According to these WHO definitions, a “variant of interest” is a variant with genetic changes that are known or predicted to affect important virus characteristics. These include transmissibility, disease severity, protection from immune responses, reduced ability to find with diagnostic tests, or reduced effect of treatment.
Read more: Why the COVID-19 variants are so dangerous and how to stop them spreading
To become a variant of concern, a new variant must also have been identified to cause significant transmission and be thought to pose an emerging risk to public health.
Basically, once the potential concerning property that made it a variant of interest has been found to be the case, a variant of interest will then become known as a “variant of concern”.
What are subvariants?
Omicron has been shown to be more infectious than its predecessors, hence has spread swiftly worldwide. Given the resulting abundant opportunities to reproduce, Omicron has had the opportunity to acquire specific mutations of its own.
These have not been deemed significant enough to satisfy the definitions to call them new variants. However, they have had some slightly different properties.

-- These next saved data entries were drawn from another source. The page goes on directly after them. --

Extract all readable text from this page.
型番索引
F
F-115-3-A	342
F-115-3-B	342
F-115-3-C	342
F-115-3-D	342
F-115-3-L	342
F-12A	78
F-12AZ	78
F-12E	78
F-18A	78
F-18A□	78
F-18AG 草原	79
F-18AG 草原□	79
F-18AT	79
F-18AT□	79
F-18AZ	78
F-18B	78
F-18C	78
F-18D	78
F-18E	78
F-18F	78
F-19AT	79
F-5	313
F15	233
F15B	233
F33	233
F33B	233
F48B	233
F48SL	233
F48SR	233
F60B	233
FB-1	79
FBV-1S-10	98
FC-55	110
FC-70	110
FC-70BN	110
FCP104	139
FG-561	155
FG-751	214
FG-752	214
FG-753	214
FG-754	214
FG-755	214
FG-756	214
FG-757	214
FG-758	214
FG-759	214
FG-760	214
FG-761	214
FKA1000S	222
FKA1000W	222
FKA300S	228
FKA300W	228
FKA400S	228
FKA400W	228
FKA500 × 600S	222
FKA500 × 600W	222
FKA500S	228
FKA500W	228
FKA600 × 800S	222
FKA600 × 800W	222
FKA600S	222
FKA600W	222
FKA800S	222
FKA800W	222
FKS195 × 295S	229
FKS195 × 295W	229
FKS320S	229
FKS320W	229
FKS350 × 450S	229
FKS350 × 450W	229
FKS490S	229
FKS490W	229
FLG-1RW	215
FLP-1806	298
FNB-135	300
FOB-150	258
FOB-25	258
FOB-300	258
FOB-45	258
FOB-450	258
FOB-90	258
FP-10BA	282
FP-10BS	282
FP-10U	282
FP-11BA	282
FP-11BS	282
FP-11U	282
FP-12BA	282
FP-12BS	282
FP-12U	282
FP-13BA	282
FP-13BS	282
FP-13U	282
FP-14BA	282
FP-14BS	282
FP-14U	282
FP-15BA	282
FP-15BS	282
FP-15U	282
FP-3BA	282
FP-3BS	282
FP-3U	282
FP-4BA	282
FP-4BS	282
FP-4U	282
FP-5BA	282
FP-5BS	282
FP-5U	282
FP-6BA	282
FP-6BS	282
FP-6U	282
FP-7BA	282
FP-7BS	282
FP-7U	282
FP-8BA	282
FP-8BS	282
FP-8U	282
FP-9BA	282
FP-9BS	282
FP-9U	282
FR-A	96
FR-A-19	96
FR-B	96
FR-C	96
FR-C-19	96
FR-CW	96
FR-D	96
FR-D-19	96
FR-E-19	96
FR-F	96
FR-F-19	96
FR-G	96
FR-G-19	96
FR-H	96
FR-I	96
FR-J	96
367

For this reason they have been referred to as “subvariants”. Initially we saw BA.2 arise, which was found to be slightly more infectious than the original Omicron, BA.1
Read more: BA.2 is like Omicron’s sister. Here’s what we know about it so far
What are recombinants?
There are now a large number of Omicron subvariants, including BA.4, BA.5 and BA.2.12.1. BA.4 was detected in January and is essentially a mixture of BA.1 and BA.3 with some new mutations, making it slightly more infectious than the preceding subvariants.
When viruses reproduce inside host cells, they can randomly collect pieces from multiple strains or variants when they reproduce, if the host cell happens to contain both strains or variants.
Given this is basically forming a combination of both virus this process is called recombination. When this happens, the resulting “recombinant” can have properties of either or both viruses.